Half a century ago, the U.S. Supreme Court held that a federal constitutional right to privacy around abortion essentially trumps whatever right to life the unborn hold. But now that Roe v. Wade has been overturned by Dobbs v. Jackson Women’s Health Organization, the meaning of separate rights to privacy under state constitutions has been called into question. The pre-Roe history of the right to privacy reveals that it originally ran parallel with the separate right to life and did not act as a limit on it.

South Carolina is a good case study. Palmetto State legislators have enacted a law limiting abortion after the point at which a fetal heartbeat can be detected. Challengers argue that this measure violates the state constitution’s protection[CMP1]  against “unreasonable invasions of privacy,” which was enacted in a 1970 referendum. (I assume here, as the South Carolina Supreme Court has held, that this language protects a freestanding right to privacy, but note that some scholarship suggests that the provision originally meant something else).

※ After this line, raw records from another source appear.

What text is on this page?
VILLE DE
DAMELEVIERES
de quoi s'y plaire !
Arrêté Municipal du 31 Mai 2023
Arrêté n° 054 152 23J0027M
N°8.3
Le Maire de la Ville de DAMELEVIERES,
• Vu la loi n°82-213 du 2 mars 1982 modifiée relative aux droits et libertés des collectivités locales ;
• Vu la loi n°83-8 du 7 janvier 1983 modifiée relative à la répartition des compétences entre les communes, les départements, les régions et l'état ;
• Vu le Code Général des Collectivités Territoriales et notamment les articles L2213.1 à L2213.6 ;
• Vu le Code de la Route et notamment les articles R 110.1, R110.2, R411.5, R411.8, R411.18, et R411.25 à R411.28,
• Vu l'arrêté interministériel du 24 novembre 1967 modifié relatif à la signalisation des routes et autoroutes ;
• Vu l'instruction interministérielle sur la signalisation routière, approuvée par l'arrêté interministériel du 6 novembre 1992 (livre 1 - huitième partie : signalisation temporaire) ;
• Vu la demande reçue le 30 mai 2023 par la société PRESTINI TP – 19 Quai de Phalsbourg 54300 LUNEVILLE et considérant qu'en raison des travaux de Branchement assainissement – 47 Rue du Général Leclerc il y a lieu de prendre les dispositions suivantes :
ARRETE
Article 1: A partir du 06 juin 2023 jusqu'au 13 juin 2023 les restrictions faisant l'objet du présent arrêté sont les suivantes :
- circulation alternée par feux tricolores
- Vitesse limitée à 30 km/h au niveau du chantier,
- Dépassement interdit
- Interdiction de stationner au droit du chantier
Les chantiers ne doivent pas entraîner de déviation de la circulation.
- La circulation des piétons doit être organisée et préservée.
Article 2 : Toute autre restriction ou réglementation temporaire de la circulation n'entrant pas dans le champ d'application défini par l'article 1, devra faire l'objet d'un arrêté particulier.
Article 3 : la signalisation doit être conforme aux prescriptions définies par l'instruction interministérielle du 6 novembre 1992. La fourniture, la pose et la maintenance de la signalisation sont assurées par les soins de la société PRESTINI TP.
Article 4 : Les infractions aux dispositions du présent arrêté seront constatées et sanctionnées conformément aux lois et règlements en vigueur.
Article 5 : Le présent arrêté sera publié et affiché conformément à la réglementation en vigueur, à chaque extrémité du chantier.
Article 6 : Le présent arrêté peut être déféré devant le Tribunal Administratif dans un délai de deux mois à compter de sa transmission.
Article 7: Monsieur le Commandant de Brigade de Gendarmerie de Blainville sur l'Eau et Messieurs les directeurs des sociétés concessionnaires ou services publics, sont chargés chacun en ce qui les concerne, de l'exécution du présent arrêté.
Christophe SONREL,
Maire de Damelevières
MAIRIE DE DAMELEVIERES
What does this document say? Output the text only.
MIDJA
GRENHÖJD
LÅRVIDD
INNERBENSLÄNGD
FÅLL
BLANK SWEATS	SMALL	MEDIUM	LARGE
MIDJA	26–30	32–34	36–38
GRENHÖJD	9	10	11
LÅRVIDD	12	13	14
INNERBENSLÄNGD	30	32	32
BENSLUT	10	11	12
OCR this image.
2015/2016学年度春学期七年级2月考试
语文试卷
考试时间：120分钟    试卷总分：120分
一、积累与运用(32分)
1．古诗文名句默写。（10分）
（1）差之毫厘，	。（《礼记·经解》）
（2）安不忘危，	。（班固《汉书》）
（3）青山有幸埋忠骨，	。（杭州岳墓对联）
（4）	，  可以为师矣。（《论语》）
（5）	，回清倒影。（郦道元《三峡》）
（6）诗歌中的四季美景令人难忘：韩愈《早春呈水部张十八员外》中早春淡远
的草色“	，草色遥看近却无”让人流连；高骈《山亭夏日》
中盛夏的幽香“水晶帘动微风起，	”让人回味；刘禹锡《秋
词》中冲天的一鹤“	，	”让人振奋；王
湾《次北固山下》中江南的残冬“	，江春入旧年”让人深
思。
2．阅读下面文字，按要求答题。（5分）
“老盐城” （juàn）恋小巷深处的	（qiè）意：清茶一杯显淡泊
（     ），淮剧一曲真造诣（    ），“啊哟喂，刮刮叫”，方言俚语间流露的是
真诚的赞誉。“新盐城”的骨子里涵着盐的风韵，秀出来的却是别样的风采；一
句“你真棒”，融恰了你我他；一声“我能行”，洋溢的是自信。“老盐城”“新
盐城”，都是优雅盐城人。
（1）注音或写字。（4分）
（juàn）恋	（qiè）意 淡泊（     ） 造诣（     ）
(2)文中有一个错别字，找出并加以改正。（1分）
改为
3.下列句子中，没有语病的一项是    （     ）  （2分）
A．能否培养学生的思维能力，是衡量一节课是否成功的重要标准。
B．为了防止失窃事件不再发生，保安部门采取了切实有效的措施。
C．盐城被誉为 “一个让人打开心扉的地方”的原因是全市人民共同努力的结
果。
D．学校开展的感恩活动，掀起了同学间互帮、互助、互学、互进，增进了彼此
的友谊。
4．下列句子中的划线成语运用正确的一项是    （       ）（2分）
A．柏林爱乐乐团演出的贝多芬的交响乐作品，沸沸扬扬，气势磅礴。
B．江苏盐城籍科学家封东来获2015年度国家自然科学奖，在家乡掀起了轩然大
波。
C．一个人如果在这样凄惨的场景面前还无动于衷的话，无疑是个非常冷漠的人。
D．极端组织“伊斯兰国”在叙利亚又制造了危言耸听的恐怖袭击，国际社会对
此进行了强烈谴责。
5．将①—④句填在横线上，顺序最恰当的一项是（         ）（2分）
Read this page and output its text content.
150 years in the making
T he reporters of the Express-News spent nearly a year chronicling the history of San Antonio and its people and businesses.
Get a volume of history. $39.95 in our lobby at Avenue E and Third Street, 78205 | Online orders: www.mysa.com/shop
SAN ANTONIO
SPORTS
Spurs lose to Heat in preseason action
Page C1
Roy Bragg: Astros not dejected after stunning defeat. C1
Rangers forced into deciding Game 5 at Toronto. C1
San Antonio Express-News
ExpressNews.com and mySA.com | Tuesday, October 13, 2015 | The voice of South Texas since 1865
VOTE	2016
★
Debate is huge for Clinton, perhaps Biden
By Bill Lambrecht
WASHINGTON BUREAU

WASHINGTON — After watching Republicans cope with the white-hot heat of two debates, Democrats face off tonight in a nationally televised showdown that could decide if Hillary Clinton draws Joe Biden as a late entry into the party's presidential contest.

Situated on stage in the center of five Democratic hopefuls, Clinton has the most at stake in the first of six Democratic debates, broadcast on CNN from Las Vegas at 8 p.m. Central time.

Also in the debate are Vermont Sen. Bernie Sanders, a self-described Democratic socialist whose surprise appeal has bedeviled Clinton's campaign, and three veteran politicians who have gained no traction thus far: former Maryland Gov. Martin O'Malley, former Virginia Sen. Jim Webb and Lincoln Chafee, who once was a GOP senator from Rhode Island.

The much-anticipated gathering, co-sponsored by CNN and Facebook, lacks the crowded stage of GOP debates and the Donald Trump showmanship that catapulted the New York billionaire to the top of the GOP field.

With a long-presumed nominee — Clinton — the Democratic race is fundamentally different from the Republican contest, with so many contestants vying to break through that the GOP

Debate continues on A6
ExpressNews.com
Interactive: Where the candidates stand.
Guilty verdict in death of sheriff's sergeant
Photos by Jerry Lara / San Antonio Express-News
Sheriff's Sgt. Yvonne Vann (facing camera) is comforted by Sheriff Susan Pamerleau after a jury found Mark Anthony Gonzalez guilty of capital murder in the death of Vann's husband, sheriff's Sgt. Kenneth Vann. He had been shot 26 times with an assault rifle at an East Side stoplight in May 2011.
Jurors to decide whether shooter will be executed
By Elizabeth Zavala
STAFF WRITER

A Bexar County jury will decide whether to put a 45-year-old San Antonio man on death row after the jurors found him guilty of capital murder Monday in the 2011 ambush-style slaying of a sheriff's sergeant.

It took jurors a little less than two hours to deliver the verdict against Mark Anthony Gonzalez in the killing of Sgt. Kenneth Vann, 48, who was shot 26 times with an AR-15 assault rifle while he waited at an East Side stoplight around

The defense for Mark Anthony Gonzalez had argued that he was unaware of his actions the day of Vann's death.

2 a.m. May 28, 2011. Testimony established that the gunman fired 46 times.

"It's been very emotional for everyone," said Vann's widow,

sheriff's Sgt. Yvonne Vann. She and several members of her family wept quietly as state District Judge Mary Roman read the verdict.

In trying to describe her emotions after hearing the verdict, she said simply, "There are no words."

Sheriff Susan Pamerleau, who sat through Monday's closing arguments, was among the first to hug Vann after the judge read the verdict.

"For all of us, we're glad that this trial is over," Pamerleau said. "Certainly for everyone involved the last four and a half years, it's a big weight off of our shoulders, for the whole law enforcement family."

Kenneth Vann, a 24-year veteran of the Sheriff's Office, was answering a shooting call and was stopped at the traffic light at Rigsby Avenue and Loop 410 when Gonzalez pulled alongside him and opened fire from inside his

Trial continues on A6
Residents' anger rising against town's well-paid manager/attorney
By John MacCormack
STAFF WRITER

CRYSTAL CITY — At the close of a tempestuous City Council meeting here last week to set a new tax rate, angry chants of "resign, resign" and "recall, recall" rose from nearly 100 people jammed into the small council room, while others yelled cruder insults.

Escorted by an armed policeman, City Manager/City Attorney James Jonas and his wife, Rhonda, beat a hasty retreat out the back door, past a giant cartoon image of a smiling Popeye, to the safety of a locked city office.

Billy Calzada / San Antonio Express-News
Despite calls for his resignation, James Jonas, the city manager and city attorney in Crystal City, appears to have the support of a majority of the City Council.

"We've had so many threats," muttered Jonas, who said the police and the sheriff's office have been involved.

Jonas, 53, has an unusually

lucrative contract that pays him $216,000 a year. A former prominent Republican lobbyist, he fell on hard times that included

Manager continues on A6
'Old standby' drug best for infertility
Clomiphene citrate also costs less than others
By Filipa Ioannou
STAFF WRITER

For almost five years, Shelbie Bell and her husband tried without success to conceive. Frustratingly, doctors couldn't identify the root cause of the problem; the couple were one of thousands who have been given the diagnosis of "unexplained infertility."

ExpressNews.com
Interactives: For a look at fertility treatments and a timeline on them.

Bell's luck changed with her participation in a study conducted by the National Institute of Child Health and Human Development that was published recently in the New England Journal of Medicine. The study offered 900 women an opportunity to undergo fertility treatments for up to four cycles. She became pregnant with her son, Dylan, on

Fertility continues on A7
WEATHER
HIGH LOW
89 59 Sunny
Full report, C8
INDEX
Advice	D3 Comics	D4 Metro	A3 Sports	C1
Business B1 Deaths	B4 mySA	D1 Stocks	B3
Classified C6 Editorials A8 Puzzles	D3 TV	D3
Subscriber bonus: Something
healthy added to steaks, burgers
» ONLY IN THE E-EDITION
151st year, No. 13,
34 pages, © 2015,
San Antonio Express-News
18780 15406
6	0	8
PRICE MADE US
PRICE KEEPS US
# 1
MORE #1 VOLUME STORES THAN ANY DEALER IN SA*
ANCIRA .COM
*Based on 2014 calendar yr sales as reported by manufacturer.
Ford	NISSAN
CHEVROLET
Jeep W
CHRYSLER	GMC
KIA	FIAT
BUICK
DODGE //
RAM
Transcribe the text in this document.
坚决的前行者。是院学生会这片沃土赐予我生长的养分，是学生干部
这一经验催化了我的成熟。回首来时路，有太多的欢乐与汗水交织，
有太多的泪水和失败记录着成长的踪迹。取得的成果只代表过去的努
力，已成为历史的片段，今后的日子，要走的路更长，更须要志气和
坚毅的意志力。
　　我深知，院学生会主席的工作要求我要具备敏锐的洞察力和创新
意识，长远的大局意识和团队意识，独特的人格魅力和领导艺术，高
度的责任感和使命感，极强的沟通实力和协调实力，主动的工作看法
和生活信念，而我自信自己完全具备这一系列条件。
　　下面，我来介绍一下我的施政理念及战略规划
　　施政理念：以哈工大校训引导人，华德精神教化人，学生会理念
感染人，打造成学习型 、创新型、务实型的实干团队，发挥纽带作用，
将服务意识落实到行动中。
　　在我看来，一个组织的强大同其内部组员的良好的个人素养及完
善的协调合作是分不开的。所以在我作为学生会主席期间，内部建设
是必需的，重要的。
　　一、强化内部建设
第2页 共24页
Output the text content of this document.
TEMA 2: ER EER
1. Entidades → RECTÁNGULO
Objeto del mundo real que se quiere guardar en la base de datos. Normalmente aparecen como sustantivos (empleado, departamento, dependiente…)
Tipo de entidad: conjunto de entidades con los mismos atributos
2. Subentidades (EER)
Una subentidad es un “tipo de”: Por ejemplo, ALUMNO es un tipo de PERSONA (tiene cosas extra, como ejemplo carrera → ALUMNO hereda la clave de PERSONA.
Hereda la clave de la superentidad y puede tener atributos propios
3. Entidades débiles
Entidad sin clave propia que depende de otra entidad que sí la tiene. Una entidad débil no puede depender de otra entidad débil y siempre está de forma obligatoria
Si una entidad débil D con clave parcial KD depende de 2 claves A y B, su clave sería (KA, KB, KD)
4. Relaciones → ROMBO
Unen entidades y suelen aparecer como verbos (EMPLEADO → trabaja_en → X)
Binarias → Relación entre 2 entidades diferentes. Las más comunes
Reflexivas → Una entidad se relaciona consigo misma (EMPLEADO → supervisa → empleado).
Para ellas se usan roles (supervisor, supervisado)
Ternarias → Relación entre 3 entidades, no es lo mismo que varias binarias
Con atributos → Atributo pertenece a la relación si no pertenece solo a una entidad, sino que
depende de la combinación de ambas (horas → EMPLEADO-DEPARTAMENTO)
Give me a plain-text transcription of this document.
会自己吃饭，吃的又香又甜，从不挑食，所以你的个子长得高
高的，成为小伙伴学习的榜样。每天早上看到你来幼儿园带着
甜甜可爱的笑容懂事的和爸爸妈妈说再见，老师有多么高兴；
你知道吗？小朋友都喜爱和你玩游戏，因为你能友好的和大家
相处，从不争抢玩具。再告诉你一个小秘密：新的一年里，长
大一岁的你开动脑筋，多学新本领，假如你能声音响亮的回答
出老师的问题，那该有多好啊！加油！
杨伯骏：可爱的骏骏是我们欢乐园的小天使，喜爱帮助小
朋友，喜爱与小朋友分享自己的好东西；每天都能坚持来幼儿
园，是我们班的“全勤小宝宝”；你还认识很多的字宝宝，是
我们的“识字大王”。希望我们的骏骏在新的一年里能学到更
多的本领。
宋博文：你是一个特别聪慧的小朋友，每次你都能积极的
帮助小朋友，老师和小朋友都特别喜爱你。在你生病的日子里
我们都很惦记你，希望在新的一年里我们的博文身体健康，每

At that time, the right to privacy had a different meaning than the one Roe enshrined three years later.

An influential early formulation of what became the right to privacy saw it as entirely harmonious with the right to life. William Blackstone reasoned that each person has natural rights to “personal security” and “personal liberty,” including the “uninterrupted enjoyment of his life, his limbs, his body, his health, and his reputation,” as well as “the power of locomotion, of changing situation, or moving one’s person to whatsoever place one’s own inclination may direct, without imprisonment or restraint, unless by due course of law.” But Blackstone did not think that these rights conflicted with the right to life. The very same part of his Commentaries describes abortion as a “heinous” crime “as soon as an infant is able to stir in the mother’s womb,” and Dobbs also read him as having considered earlier abortions “unlawful.”

Blackstone’s ideas were developed into the modern idea of a right to privacy in a landmark 1890 article by Samuel Warren and Louis Brandeis. They argued that there is a “right to be let alone”—for individuals to enjoy private areas of freedom for their “thoughts, emotions, and sensations.” But Warren and Brandeis did not argue that this right qualified the separate “right to life,” which they recognized as protecting people from harm inflicted by others. Likewise, when the Georgia Supreme Court influentially adopted their argument in 1905’s Pavesich v. New England Life Insurance Co., it wrote that each individual has “a right to enjoy life in any way that may be most agreeable and pleasant to him,” but that there also exists a separate right to life whose “most flagrant violation” is its “deprivation.”

An unenumerated right to privacy was first embraced by the U.S. Supreme Court in 1965’s Griswold v. Connecticut[CMP2] . That case held that state governments could not ban married couples’ use of contraception because the rights enumerated in the U.S. Constitution create implied “zones of privacy.” The Court then held that police searches of marital bedrooms for contraceptives would be “repulsive” to privacy. It did not, however, suggest that a right to private marital relations would affect the separate right to life.

Such were the contours of the right to privacy when South Carolinians wrote it into their state constitution in 1970. The right protected significant areas of liberty, but did not answer separate questions about the right to life and what that right protects. Nothing suggests that South Carolina voters understood the right to privacy any differently. Indeed, the very same year as the state constitutional amendment passed, reformed abortion laws went into effect in South Carolina—but they only allowed for abortions to preserve maternal life or physical health, in cases of severe disabilities in the unborn child, or where the pregnancy was caused by rape or incest. Even these narrow exceptions were hedged in with significant regulations.

Only after that was Roe decided. It upended almost every state’s abortion laws, including South Carolina’s. Its interpretation of the interplay between the right to privacy and the right to life triggered immediate protest. Justice Rehnquist dissented, observing that the right to privacy had only ever been held to protect freedom “from unwanted state regulation of consensual transactions”—which abortion was not. Justice White, who had concurred in the Griswold judgment, did not think that the right to privacy stopped the states from protecting “the continued existence and development of the fetus.”

Last summer, a majority of the U.S. Supreme Court agreed, overturning Roe and holding that abortion is “fundamentally different” from whatever is actually protected by the right to privacy. This is because abortion “destroys” what the Court had previously called “fetal life” and what the state law at issue in Dobbs described as an “unborn human being.”

This understanding of the right to privacy as coexisting alongside the right to life, without limiting it, was a return to the state of the law before 1973—back when the right to privacy was first adopted in South Carolina.